About 40 per cent of sepsis patients will die. But for those who survive -- usually with the use of antibiotics -- it had been assumed that most make a full recovery.

Yet this new study in the Journal of the American Medical Association has found that older sepsis patients have a much higher risk of developing a significant mental and physical decline afterward.

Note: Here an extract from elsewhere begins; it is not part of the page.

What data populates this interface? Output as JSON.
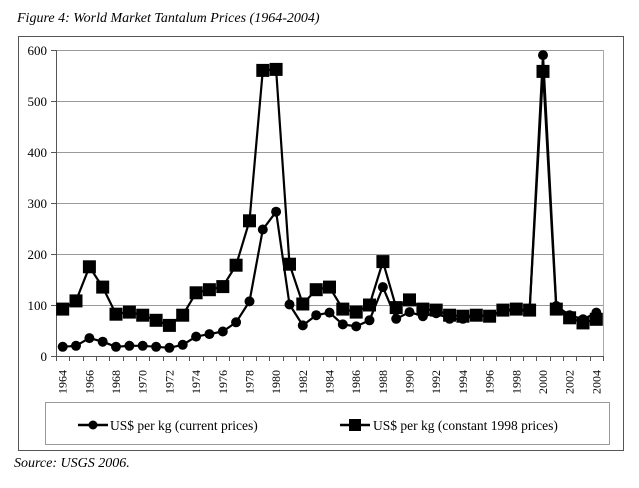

The study, led by Dr. Theodore J. Iwashyna, of the University of Michigan Medical School in Ann Arbor, Mich., looked at the medical information from 516 people over age 50 who survived severe sepsis, comparing them to 4,517 older adults hospitalized for other conditions. The average age of survivors at hospitalization was 76.9 years.

The participants were assessed for cognitive problems as well as physical disabilities four years before their illness and then again about eight years afterward.

They found that three out of five of the sepsis patients, or about 60 per cent, experienced worsening cognitive or physical function, or both, after their infection.

Nearly 17 per cent showed signs of moderate to severe cognitive impairment. About 40 per cent of sepsis patients later had trouble walking, and 20 per cent needed assistance with everyday activities, such as going to the grocery store or preparing a meal.